Today, it’s fair to say that many countries across the globe are looking at the prospect of alternatives to the present-day monetary system. Cryptocurrencies have emerged as one of these options lately, with many countries taking steps towards embracing and even adopting cryptos, or at the very least, its underlying technology. The BRICS nations’ latest meeting seems to have doubled down on the idea of embracing these digital currencies.
According to a report, BRICS, a group of nations constituted by Brazil, Russia, India, China, and South Africa, recently discussed the development of a common payment system, a network that could perhaps emerge as a competitor to SWIFT.
According to Kirill Dmitriev, Head of the Russian Direct Investment Fund [RDIF],
“An efficient BRICS payment system can encourage payments in national currencies and ensure sustainable payments and investments among our countries, which make up over 20% of the global inflow of foreign direct investment.”
Additionally, Dmitriev called for the integration of the BRICS nations’ national payment systems, to “increase non-market risks of the global payment infrastructure.”
What’s more interesting, however, is the fact that the member states also contemplated the idea of a common cryptocurrency. And while the minutes or observations of the meeting haven’t been released yet, the fact that a ‘common cryptocurrency’ was discussed is a huge deal.
The United States has been very vocal about its concerns regarding CBDCs over the past few months now. Not just CBDCs, but U.S lawmakers and policymakers have even discredited the benefits offered by cryptocurrencies as a whole.
On the other hand, China has been increasingly pro-active with its development of its own CBDC, especially after President Xi Jinping publicly expressed his support for blockchain technology. According to many, the need to circumvent the dominance of the U.S Dollar in the global economy is what drove the Chinese to develop their own digital currency, one backed by the PBoC.
However, China isn’t the only country that seeks a way out of the U.S Dollar’s hegemony. In fact, support for a non-USD cryptocurrency is growing by the day. For instance, Bank of England’s Mark Carney has been outspoken about the same, stating that a central bank supported digital asset may replace the U.S dollar as a global hedge.
In fact, Beatrice Weder di Mauro, President of the Centre of Economic Policy Research, had even claimed that European central banks could band together to issue a CBDC of their own to a) Counter the hegemony of the U.S Dollar and, b) To stop Libra and China’s CBDC from diverting Euro supply, very similar to the concerns aired by Bank of France’s Denis Beau last month.
Proponents of the crypto-ecosystem pitched in too, with Kraken’s Jesse Powell commenting that maybe, the United States is against the idea of CBDCs because it did not want any substantial changes from a global financial perspective where the U.S dollar is no longer a global reserve.
This is unwise, however, claimed Anthony Pompliano, who said that China’s adoption of CBDCs and blockchain and the United States’ lack of effort in the space may hurt the latter’s position as a superpower in the financial landscape.
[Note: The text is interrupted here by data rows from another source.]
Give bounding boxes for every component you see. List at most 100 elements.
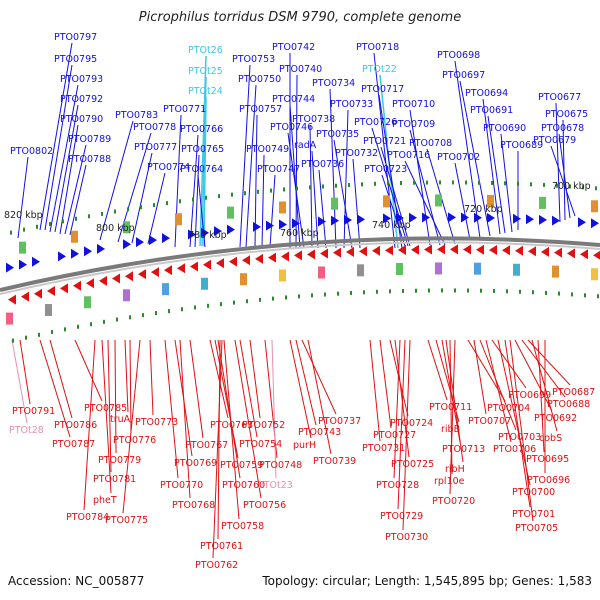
marker-tick	[231, 192, 233, 197]
annotation-block	[123, 221, 130, 234]
minus-gene-arrow	[372, 245, 380, 256]
leader-line	[473, 339, 487, 415]
marker-tick	[155, 311, 157, 316]
gene-label-plus: PTOt25	[188, 66, 223, 77]
annotation-block	[513, 263, 520, 276]
gene-label-minus: PTO0758	[221, 521, 264, 532]
marker-tick	[506, 289, 508, 294]
minus-gene-arrow	[307, 249, 315, 260]
marker-tick	[153, 203, 155, 208]
gene-label-plus: PTO0710	[392, 99, 435, 110]
marker-tick	[62, 219, 64, 224]
gene-label-minus: PTO0701	[512, 509, 555, 520]
scale-tick-label: 700 kbp	[552, 181, 591, 192]
annotation-block	[318, 266, 325, 279]
plus-gene-arrow	[383, 213, 391, 224]
gene-label-minus: PTO0756	[243, 500, 286, 511]
gene-label-minus: PTO0695	[526, 454, 569, 465]
plus-gene-arrow	[513, 213, 521, 224]
leader-line	[209, 339, 229, 419]
gene-label-minus: PTO0737	[318, 416, 361, 427]
gene-label-minus: rpl10e	[434, 476, 465, 487]
gene-label-minus: PTO0699	[508, 390, 551, 401]
gene-label-minus: truA	[110, 414, 131, 425]
minus-gene-arrow	[255, 253, 263, 264]
leader-line	[393, 339, 401, 479]
leader-line	[212, 339, 223, 559]
leader-line	[11, 339, 28, 424]
leader-line	[459, 80, 491, 237]
annotation-block	[45, 304, 52, 317]
gene-label-plus: PTO0736	[301, 159, 344, 170]
marker-tick	[140, 205, 142, 210]
leader-line	[404, 160, 446, 246]
minus-gene-arrow	[528, 246, 536, 257]
leader-line	[369, 339, 381, 442]
gene-label-plus: PTO0702	[437, 152, 480, 163]
gene-label-minus: PTO0781	[93, 474, 136, 485]
marker-tick	[168, 309, 170, 314]
plus-gene-arrow	[6, 262, 14, 273]
scale-tick-label: 720 kbp	[464, 204, 503, 215]
plus-gene-arrow	[578, 217, 586, 228]
gene-label-plus: PTO0777	[134, 142, 177, 153]
marker-tick	[129, 315, 131, 320]
plus-gene-arrow	[32, 256, 40, 267]
marker-tick	[363, 290, 365, 295]
gene-label-minus: PTO0754	[239, 439, 282, 450]
gene-label-plus: PTO0747	[257, 164, 300, 175]
minus-gene-arrow	[567, 248, 575, 259]
gene-label-plus: PTO0802	[10, 146, 53, 157]
marker-tick	[77, 324, 79, 329]
leader-line	[373, 52, 396, 249]
annotation-block	[539, 196, 546, 209]
marker-tick	[491, 180, 493, 185]
gene-label-minus: PTO0731	[362, 443, 405, 454]
gene-label-plus: PTO0690	[483, 123, 526, 134]
minus-gene-arrow	[60, 283, 68, 294]
leader-line	[371, 127, 409, 247]
marker-tick	[270, 188, 272, 193]
gene-label-minus: PTO0725	[391, 459, 434, 470]
leader-line	[402, 339, 411, 531]
marker-tick	[142, 313, 144, 318]
marker-tick	[114, 209, 116, 214]
gene-label-minus: PTO0706	[493, 444, 536, 455]
annotation-block	[396, 262, 403, 275]
marker-tick	[558, 291, 560, 296]
gene-label-minus: PTO0776	[113, 435, 156, 446]
gene-label-plus: PTO0788	[68, 154, 111, 165]
leader-line	[307, 339, 332, 455]
leader-line	[445, 339, 464, 463]
gene-label-minus: PTO0705	[515, 523, 558, 534]
gene-label-plus: PTO0778	[133, 122, 176, 133]
marker-tick	[311, 293, 313, 298]
leader-line	[487, 115, 506, 234]
marker-tick	[12, 338, 14, 343]
leader-line	[49, 84, 79, 233]
marker-tick	[324, 292, 326, 297]
leader-line	[537, 339, 545, 453]
marker-tick	[285, 295, 287, 300]
gene-label-plus: PTO0732	[335, 148, 378, 159]
plus-gene-arrow	[253, 221, 261, 232]
gene-label-minus: ribB	[441, 424, 460, 435]
gene-label-plus: PTO0795	[54, 54, 97, 65]
leader-line	[555, 102, 561, 223]
plus-gene-arrow	[201, 227, 209, 238]
marker-tick	[374, 181, 376, 186]
leader-line	[343, 109, 349, 249]
marker-tick	[361, 182, 363, 187]
plus-gene-arrow	[58, 251, 66, 262]
gene-label-minus: PTO0759	[220, 460, 263, 471]
gene-label-minus: PTO0728	[376, 480, 419, 491]
gene-label-minus: PTO0743	[298, 427, 341, 438]
gene-label-plus: PTO0735	[316, 129, 359, 140]
gene-label-minus: PTO0739	[313, 456, 356, 467]
gene-label-plus: PTO0792	[60, 94, 103, 105]
gene-label-plus: PTO0757	[239, 104, 282, 115]
marker-tick	[257, 189, 259, 194]
gene-label-minus: PTO0727	[373, 430, 416, 441]
leader-line	[504, 339, 531, 508]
It can be speculated that if a non-USD, non-China digital asset is launched, it is highly likely that it will be based out a European nation with the likes of the U.K or France at the helm. In fact, the Association of German Banks [Bankenverband] had last month presented a paper that outlined several arguments to support the development of a digital Euro.
Any such digital currency will be bad news for Russia since a majority of these nations have exhibited very anti-Russian attitudes over the years, especially with respect to the country’s foreign and economic policies. In fact, sanctions imposed after the Crimean invasion restrict Russia’s ability to use SWIFT already. The launch of another digital currency will strangle Russia’s ability to do business even more.
What then of the BRICS nations? Well, the chances of a common cryptocurrency emerging from BRICS are very low.
For starters, China, the most powerful of this association of States, is already developing its own CBDC, a CBDC it will have full control of and can use to challenge the hegemony of the U.S Dollar. Why then would it agree to the development of a common, global cryptocurrency which it cannot have that much control over?
What of other countries? Well, India and Russia haven’t had very pro-cryptocurrency credentials over the years, with leaders from both countries airing grave concerns over its possible use for terrorism and money laundering. South Africa is also likely to follow China’s suit as the majority shareholder of Tencent, the developers of China’s WeChat Pay, is Naspers, a South Africa-based media conglomerate. Why would it want to give up the fortunes a Chinese CBDC would entail, for a common cryptocurrency that may or may not have a future?
When any of these CBDCs will launch will be key. If either of these CBDCs makes a splash in the market, it’ll be pretty interesting to see whether it does challenge the U.S Dollar’s hegemony.